Nous ne pouvons pas exclure a priori che, même dans le cas de la «Gramsci-Renaissance», aient fonctionné les actions de la mode culturelle, exploitée ou promue par l’«industrie culturelle» et amplifiée par les mass-media (on peut considérer comme symbole de l’ image de Gramsci répandue par les quotidiens et par les hebdomadaires français d’information, entre les nombreux dessins qui à lui ont été dédiés, la vignette dessinée par Wiaz [Pierre Wiazemsky], parue dans «Le nouvel Observateur»).
Je crois toutefois que nous devons mettre au premier plan, parce que effectivement incontestables et essentielles, les explications enoncées auparavant aux points 1), 2) et 3).
En particulier, en rapport avec le point 2), je considère fondée l’observation de Christine Buci-Glucksmann selon laquelle l’intérêt de la part des intellectuels français pour Gramsci a été peut-être exagéré aussi par l’illusion que, en face d’ une crise des superstructures, soit suffisante se borner à une reponse superstructurelle; et, deuxièmement, par le fait que quelques autres intellectuels aient eu l’impression que Gramsci «exonère de se poser la question de la détermination en dernière instance de l’économie» (ce qui est un concept-clé de la doctrine de Marx et de Engels; pas par hasard, Buci-Glucksmann relie cette générale attention à Gramsci à la faible «penétration en France de Marx et de Lénine»).

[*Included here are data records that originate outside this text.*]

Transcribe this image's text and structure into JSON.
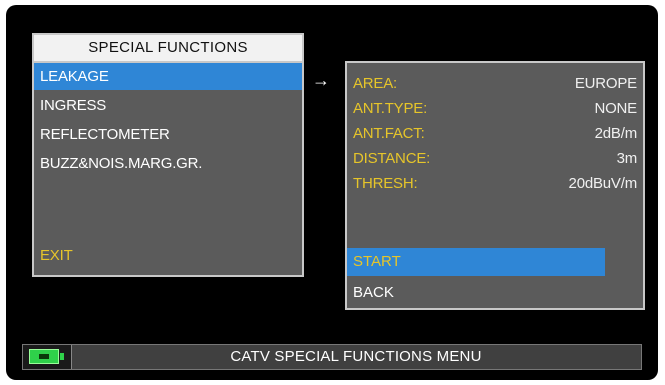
{
  "left_menu": {
    "title": "SPECIAL FUNCTIONS",
    "items": [
      {
        "label": "LEAKAGE",
        "selected": true
      },
      {
        "label": "INGRESS",
        "selected": false
      },
      {
        "label": "REFLECTOMETER",
        "selected": false
      },
      {
        "label": "BUZZ&NOIS.MARG.GR.",
        "selected": false
      }
    ],
    "exit_label": "EXIT"
  },
  "arrow": "→",
  "leakage_settings": {
    "params": [
      {
        "label": "AREA:",
        "value": "EUROPE"
      },
      {
        "label": "ANT.TYPE:",
        "value": "NONE"
      },
      {
        "label": "ANT.FACT:",
        "value": "2dB/m"
      },
      {
        "label": "DISTANCE:",
        "value": "3m"
      },
      {
        "label": "THRESH:",
        "value": "20dBuV/m"
      }
    ],
    "start_label": "START",
    "back_label": "BACK"
  },
  "status_bar": {
    "battery_icon": "battery-charging-icon",
    "text": "CATV SPECIAL FUNCTIONS MENU"
  },
  "colors": {
    "selection": "#2f86d6",
    "label_yellow": "#e6c52a",
    "panel_bg": "#5b5b5b",
    "battery_green": "#2fd14a"
  }
}
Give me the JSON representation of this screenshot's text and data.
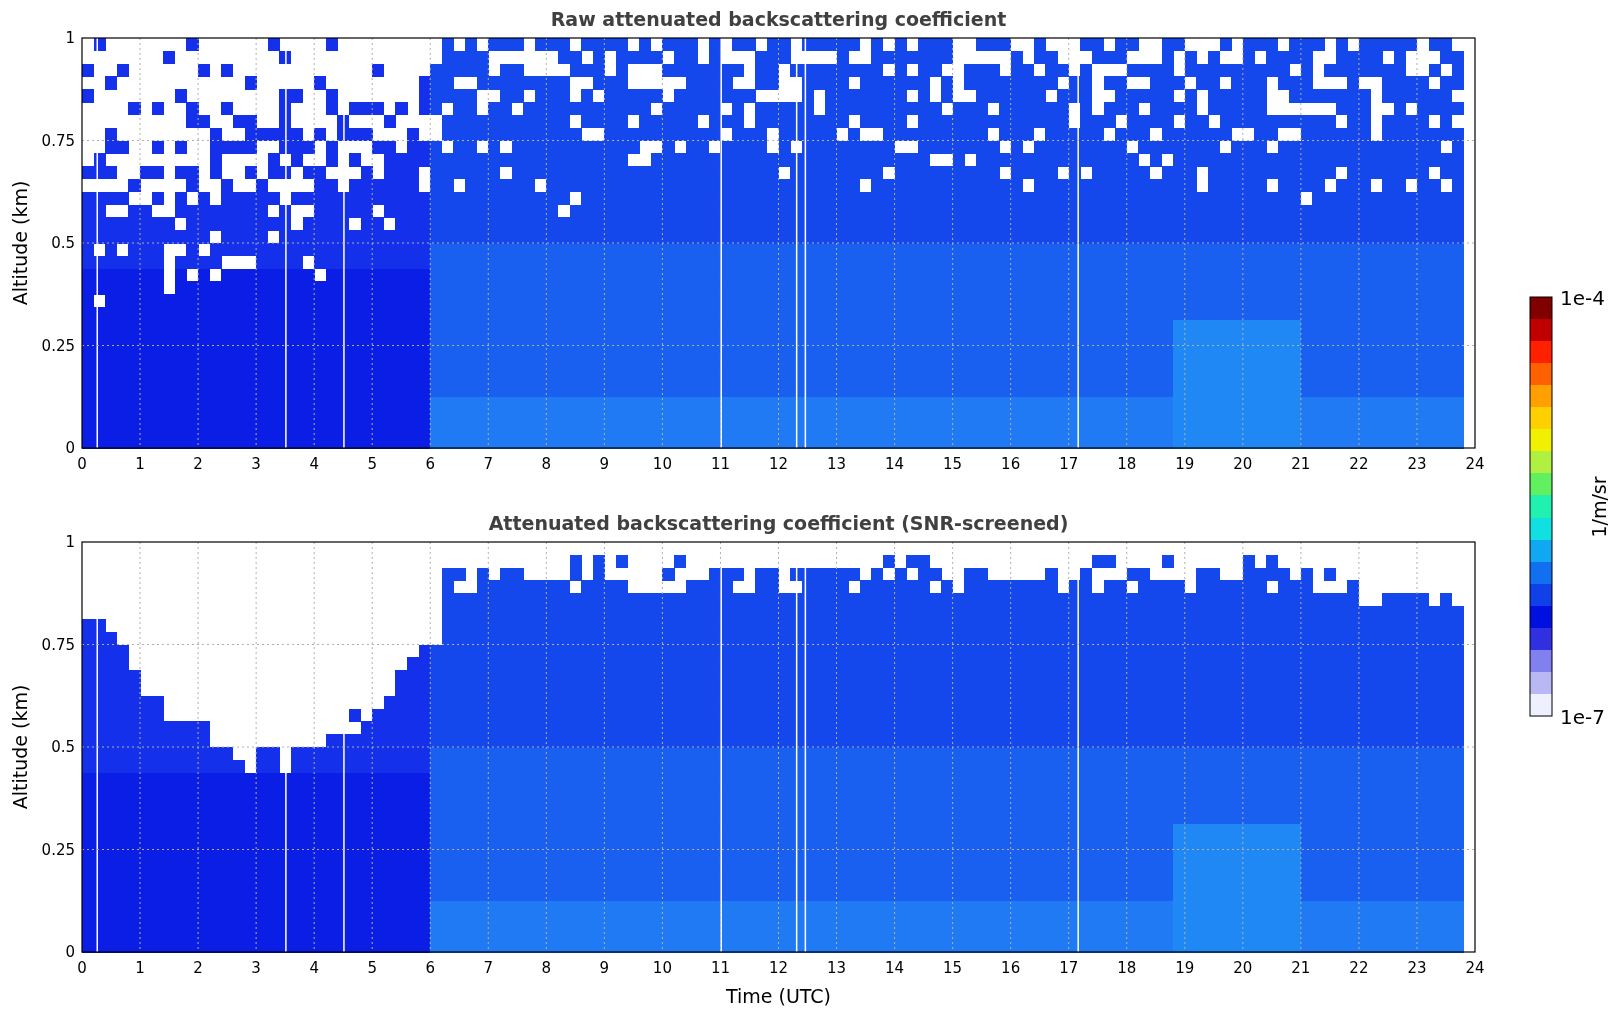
{
  "figure": {
    "panels": [
      {
        "kind": "raw",
        "title": "Raw attenuated backscattering coefficient",
        "ylabel": "Altitude (km)",
        "yticks": [
          "1",
          "0.75",
          "0.5",
          "0.25",
          "0"
        ],
        "xticks": [
          "0",
          "1",
          "2",
          "3",
          "4",
          "5",
          "6",
          "7",
          "8",
          "9",
          "10",
          "11",
          "12",
          "13",
          "14",
          "15",
          "16",
          "17",
          "18",
          "19",
          "20",
          "21",
          "22",
          "23",
          "24"
        ]
      },
      {
        "kind": "screened",
        "title": "Attenuated backscattering coefficient (SNR-screened)",
        "ylabel": "Altitude (km)",
        "yticks": [
          "1",
          "0.75",
          "0.5",
          "0.25",
          "0"
        ],
        "xticks": [
          "0",
          "1",
          "2",
          "3",
          "4",
          "5",
          "6",
          "7",
          "8",
          "9",
          "10",
          "11",
          "12",
          "13",
          "14",
          "15",
          "16",
          "17",
          "18",
          "19",
          "20",
          "21",
          "22",
          "23",
          "24"
        ],
        "xlabel": "Time (UTC)"
      }
    ],
    "colorbar": {
      "top_label": "1e-4",
      "bottom_label": "1e-7",
      "label": "1/m/sr"
    }
  }
}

Mais, à part ces considérations, reste le fait incontestable que la popularité de Gramsci – dans la période 1965-1975 – a tiré ses origines de la conscience très répandue que dans l’ensemble de sa pensée politique on pouvait trouver des réponses pas du tout éphémères sur le problème de la «transition au socialisme» dans les Pays capitalistiques de l’ Occident et surtout sur la question de l’ État et des ses «appareils de hégémonie».

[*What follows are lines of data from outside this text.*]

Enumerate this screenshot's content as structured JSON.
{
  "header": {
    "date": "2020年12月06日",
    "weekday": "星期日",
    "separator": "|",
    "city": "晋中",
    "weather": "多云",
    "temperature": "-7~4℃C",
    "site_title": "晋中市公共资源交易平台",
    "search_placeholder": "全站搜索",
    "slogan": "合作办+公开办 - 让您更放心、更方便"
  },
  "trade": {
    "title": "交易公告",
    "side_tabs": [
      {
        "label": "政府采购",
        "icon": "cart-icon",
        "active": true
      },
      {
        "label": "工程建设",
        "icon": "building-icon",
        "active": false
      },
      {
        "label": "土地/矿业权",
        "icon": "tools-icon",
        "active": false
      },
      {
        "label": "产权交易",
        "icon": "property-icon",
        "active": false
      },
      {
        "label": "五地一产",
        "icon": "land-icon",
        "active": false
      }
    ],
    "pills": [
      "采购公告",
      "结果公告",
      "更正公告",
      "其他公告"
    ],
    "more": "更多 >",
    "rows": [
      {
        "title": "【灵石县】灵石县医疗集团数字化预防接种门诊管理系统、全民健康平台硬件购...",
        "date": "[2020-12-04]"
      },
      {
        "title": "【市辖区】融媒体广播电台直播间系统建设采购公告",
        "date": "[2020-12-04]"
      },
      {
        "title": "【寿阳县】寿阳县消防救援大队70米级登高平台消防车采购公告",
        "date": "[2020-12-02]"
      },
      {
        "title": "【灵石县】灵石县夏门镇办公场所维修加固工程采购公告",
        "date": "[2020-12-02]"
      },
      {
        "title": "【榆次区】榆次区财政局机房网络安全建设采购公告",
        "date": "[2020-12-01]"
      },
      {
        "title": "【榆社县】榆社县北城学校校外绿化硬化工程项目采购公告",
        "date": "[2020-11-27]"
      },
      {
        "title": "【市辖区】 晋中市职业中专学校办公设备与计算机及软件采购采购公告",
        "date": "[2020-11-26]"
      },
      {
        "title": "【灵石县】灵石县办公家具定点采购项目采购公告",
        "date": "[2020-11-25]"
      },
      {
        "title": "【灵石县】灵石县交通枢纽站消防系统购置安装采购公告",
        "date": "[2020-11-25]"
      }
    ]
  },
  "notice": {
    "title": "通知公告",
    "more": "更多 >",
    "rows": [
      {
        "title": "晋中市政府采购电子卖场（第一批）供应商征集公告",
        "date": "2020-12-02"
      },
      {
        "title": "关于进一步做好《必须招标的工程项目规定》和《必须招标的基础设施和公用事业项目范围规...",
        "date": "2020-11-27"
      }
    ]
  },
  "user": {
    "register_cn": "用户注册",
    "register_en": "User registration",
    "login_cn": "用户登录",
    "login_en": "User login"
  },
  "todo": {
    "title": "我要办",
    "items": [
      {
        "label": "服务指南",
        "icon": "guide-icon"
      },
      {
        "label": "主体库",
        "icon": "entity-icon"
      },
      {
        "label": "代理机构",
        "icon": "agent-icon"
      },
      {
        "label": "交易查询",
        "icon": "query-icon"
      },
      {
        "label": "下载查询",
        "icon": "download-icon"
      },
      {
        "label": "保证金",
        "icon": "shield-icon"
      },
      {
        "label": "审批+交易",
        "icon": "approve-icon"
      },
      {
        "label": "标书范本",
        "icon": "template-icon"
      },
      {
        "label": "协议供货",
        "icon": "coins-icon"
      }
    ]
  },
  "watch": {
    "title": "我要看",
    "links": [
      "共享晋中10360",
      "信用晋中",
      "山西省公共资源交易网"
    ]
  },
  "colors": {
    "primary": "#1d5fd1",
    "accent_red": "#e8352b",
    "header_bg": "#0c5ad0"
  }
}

Ce n’est pas un effet du hasard, comme le preuve l’examen des textes parus en France sur la pensée gramscienne, que les études plus intéressants et féconds ont été dédiés à ces deux problèmes: le livre de Hugues Portelli, Gramsci et le bloc historique (1972), et le livre de Christine Buci-Glucksmann, Gramsci et l’État. Pour une théorie matérialiste de la philosophie (1975).
Enfin on doit souligner le fait que l’intérêt pour Gramsci n’est pas témoigné seulement par les intellectuels mais aussi par les formations politiques, surtout – évidemment – de la gauche (Robert Paris a parlé d’ «une escarmouche entre Parti Communiste Français et Parti Socialiste Français pour s’accaparer Gramsci»).

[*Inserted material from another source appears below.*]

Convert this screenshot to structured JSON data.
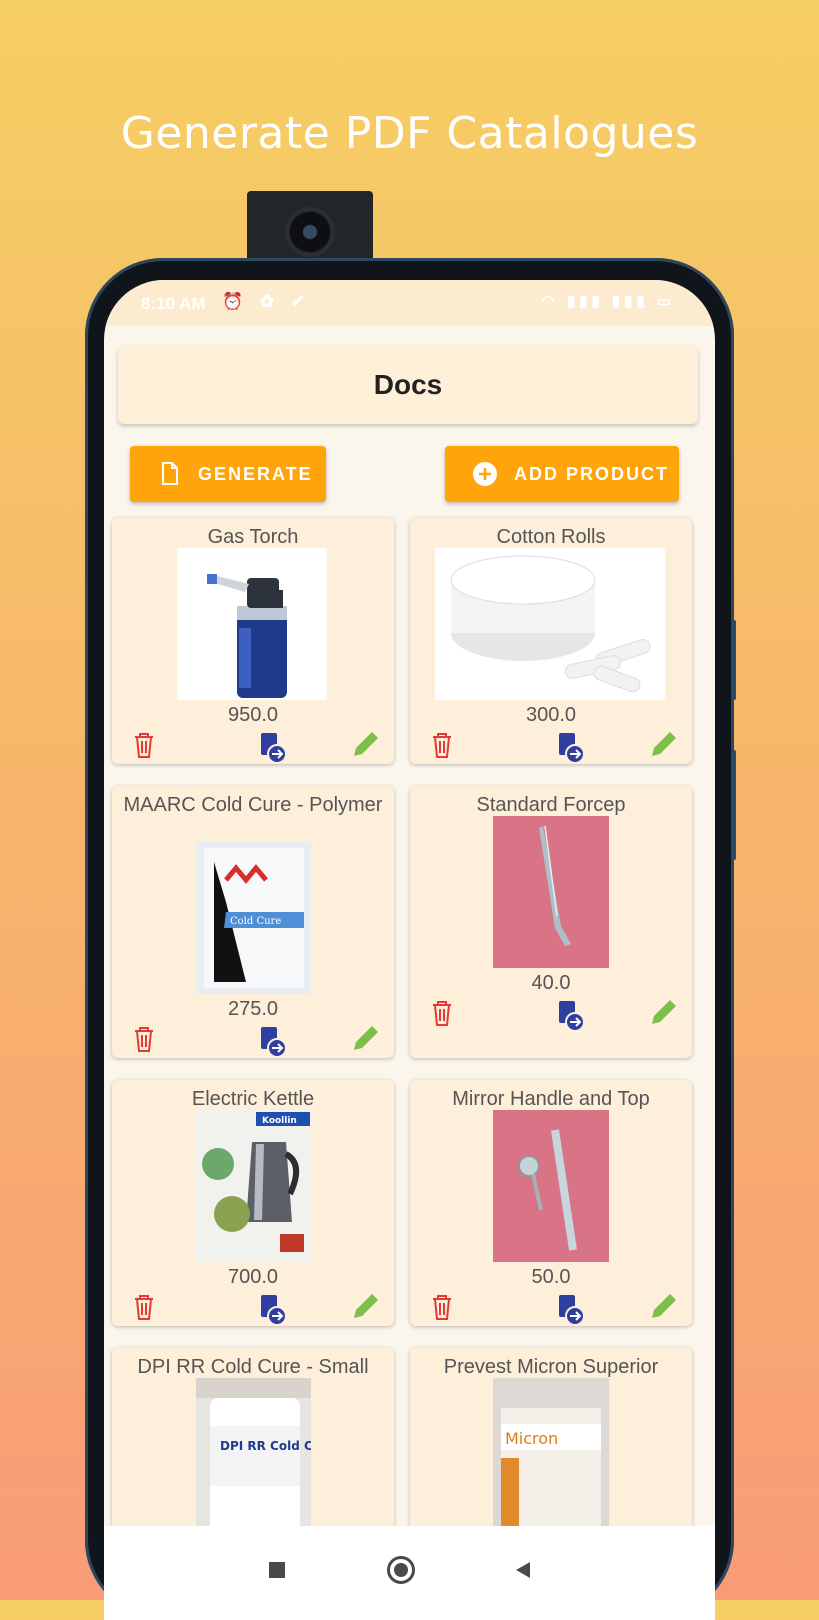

Les rencontres dédiées par le Parti Communiste Français et par le Parti Socialiste Français à l’étude et à la discussion de la pensée gramscienne dans la première moitié des années 1970 du vingtième siècle ont été sûrement plus importantes du fait que – dans le même arc de temps – se soient multipliées, à la Sorbonne et dans les autres Universités françaises, les thèses sur les différents aspects de cette pensée.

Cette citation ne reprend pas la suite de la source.